In 1702 Sir Joseph and John Tredenham again shared the representation, although Boscawen held onto his place as captain of the castle. In 1705, it would appear that a compromise was reached, with John Tredenham being replaced by Boscawen’s brother-in-law Francis Godfrey, who was returned with Sir Joseph Tredenham. John Tredenham duly returned to the Commons in a by-election following his father’s death in 1707. Tredenham and Godfrey were unopposed in 1708. The strength of the castle interest when held by a man as influential in Cornwall as Boscawen can be seen by the election in 1710 of Sir Richard Onslow, 3rd Bt. Onslow may have found the prospect of representing a small Cornish borough galling, for he was reported to be ‘angry’ at having to resort to such a refuge.
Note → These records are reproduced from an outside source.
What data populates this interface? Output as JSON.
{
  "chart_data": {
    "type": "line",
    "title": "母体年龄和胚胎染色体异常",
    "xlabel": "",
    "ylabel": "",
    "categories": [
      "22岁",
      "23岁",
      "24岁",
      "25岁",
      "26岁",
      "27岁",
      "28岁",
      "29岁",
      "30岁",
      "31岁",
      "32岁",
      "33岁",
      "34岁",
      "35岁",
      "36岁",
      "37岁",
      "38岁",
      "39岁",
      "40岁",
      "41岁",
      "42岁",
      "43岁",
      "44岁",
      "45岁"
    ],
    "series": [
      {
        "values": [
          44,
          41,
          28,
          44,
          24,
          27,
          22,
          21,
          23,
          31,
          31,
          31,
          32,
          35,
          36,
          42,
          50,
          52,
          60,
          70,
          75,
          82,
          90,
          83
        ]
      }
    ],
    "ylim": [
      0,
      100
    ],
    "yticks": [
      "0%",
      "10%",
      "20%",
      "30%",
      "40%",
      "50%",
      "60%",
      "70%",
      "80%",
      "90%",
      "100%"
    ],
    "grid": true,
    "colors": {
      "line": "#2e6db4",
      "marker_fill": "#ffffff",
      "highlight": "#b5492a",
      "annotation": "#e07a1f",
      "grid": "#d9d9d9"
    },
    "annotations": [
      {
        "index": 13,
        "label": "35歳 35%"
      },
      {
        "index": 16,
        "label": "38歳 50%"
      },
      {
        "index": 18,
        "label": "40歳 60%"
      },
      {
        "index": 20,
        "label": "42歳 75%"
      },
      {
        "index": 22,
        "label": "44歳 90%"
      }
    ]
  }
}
Tredenham was returned as usual. Upon Tredenham’s death in 1710 the family interest passed to Francis Scobell, who had married a daughter of Sir Joseph Tredenham, even though Lady Tredenham retained a life interest in the estate. Scobell also succeeded Boscawen as captain of St. Mawes and although many of Boscawen’s ‘tools’ were not removed by Robert Harley*, the Tredenham interest succeeded in returning John Anstis, a Tory, at a by-election in 1711. In 1712, John Trevanion* considered that one seat at St. Mawes belonged to the captain of the castle and the other to ‘Tredenham manor’, and in 1713 Scobell duly secured both seats, taking one for himself and bringing in Edward Rolt for the other. The same partnership was being touted in 1714 in readiness for the next election, and some Tories were confident that Arthur Kemp would exert his interest on their behalf, but in the event neither of the sitting MPs stood a poll, and two Whigs were returned, partly on the interest of John Knight II*, who had purchased many of the estates of the Tredenhams.5

Authors: Eveline Cruickshanks / Stuart Handley

Notes

  • 1. Willis, Not. Parl. ii. 168
  • 2. Ibid. 166–8.
  • 3. CSP Dom. 1696, p. 162.
  • 4. BL, Evelyn mss, Godolphin to Mrs Boscawen, 17 May [1701].
  • 5. Ibid., Anne to John Evelyn II*, 28 Oct. 1710; HMC Cowper, iii. 107; Add. 70314–15, Trevanion’s list 1712; Wilts. RO, Ailesbury mss 1300/1437, Samuel Rolt* to Ld. Bruce (Charles*), 27 Aug. 1714; Bodl. Ballard 18, ff. 71–77.